The answer: if you have to ask,
there is still more to lose.
Broken into four sections, Edwards moves through several themes: suicide, rape, institutionalization, and love. Beginning with “Luck, Luck, Noose,” she discusses the suicides of two men and her own attempts, and moves through a series of raw poems: her fear of side effects from medicine, mania, and developing a “new norm”— what can a person get used to as normal? In my opinion her strongest and most chilling section, “Dread Clothes,” seamlessly picks up where Good Grief left off and introduces us to a more mature Edwards who is more likely than early Edwards to slyly turn a phrase instead of directly leading a reader by the nose through her work. This slows Humanly's consumption and allows for new depths.
Whereas Edwards was close to prey in Good Grief--if only prey to herself—in Humanly she becomes full predator, more in control of her sexuality. Manic or not, she is aware of her capacity to devour and stops writing about sexual encounters apologetically or promiscuously:
I house multitudes of predators,
lions and tigers and bears sharpening
their fangs for you. Oh my
dim-hearted darling, we will have to
dine on your patchy chest hair
and nonchalance.
- “Come Ye Faithful Savior Man”
Even when recounting a “no” that did not quite go as planned (“Boundaries”: When he pulled my panties down, / said, You asked what was special / about Arkansas, I told myself / it would be easier if I just said yes), Edward's voice is strong and reflective. Although she did not then, now she has an ownership and sense of control over her own fate. And here, even at her lowest and most vulnerable, discussing when she was in the ward after a suicide attempt, she writes with the self-acceptance (if still self-fear) one with mental illness long aspires to achieve.

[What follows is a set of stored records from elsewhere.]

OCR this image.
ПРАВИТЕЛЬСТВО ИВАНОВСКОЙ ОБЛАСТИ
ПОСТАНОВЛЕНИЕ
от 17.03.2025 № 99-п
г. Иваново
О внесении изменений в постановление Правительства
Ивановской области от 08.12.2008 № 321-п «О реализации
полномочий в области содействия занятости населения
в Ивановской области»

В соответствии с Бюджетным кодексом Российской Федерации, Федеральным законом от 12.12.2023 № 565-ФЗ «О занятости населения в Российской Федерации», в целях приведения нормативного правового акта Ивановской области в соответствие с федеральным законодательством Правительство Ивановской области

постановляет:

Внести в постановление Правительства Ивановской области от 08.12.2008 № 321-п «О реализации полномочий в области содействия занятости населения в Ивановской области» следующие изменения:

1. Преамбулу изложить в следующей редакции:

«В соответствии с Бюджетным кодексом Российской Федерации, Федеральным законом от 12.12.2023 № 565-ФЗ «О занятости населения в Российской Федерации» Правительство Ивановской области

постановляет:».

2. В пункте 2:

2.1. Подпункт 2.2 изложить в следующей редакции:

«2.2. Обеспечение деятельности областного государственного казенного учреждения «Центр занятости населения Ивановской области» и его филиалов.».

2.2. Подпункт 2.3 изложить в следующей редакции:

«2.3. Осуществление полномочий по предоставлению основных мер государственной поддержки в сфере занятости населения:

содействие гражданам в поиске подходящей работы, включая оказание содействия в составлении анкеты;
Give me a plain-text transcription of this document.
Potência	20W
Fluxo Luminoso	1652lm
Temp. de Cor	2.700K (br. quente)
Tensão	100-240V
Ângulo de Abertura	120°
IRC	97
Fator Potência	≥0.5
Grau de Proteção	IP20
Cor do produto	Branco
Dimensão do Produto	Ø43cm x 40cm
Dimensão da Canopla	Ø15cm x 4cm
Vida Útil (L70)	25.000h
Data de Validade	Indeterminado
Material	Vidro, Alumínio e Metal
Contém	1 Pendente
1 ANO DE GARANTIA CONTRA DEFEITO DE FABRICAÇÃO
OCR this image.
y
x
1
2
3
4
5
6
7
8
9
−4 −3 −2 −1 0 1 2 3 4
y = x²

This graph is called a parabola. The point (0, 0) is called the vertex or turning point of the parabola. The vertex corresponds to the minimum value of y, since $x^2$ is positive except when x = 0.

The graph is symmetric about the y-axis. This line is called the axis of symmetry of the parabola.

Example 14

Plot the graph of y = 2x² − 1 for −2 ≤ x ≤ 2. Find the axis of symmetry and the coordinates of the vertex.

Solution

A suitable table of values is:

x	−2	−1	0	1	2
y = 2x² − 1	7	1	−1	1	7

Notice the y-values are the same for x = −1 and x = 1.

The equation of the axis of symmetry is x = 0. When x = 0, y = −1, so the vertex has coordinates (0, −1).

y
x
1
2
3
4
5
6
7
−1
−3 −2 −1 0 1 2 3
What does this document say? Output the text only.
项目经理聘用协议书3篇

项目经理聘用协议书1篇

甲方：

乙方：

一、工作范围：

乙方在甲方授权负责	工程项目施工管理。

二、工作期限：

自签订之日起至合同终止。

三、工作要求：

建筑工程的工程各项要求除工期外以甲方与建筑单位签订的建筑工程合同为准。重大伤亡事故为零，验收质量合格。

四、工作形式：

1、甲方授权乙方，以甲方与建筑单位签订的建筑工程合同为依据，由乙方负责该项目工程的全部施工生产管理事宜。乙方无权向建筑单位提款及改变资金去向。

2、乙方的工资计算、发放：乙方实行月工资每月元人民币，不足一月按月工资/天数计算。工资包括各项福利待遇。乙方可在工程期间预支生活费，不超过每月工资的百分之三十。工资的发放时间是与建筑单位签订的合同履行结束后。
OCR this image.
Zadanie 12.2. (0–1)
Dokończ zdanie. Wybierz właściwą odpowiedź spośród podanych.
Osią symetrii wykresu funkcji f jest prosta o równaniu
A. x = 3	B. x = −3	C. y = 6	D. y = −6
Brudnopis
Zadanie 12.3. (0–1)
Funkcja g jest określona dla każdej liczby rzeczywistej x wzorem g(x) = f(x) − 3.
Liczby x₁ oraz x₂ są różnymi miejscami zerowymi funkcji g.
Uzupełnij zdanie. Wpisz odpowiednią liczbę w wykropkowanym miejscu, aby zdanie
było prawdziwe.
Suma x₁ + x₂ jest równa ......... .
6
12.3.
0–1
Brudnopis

In her final section “Anchor,” Edwards makes it clear she means to stay, saying “Goodbye to the Poetics of Recklessness”:
You can keep my dowry
of wine bottles, keep
every death you've hoarded
in me. I don't need
your gaudy chandeliers of
just one more time.
I can close my eyes
and be filled with light.
I look forward to seeing where Edwards takes us next.
Die-hard fans of spoken word will prefer Good Grief; for the rest of us, there is Humanly, roaring.
Stevie Edwards is a poet, editor, educator, and an advocate for mental health awareness. She is currently Editor-in-Chief at Muzzle Magazine, Acquisitions Editor at YesYes Books, and a Lecturer at Cornell University. Her first book, GOOD GRIEF (Write Bloody 2012), won an open manuscript contest and received two post-publication awards, the Independent Publisher Book Awards Bronze in Poetry and the Devil's Kitchen Reading Award from Southern Illinois University - Carbondale. Her second book, HUMANLY, was recently released by Small Doggies Press. Her poems have appeared in Verse Daily, Rattle, Devil's Lake, Indiana Review, Salt Hill, and elsewhere. She holds an MFA from Cornell University and a BA from Albion College.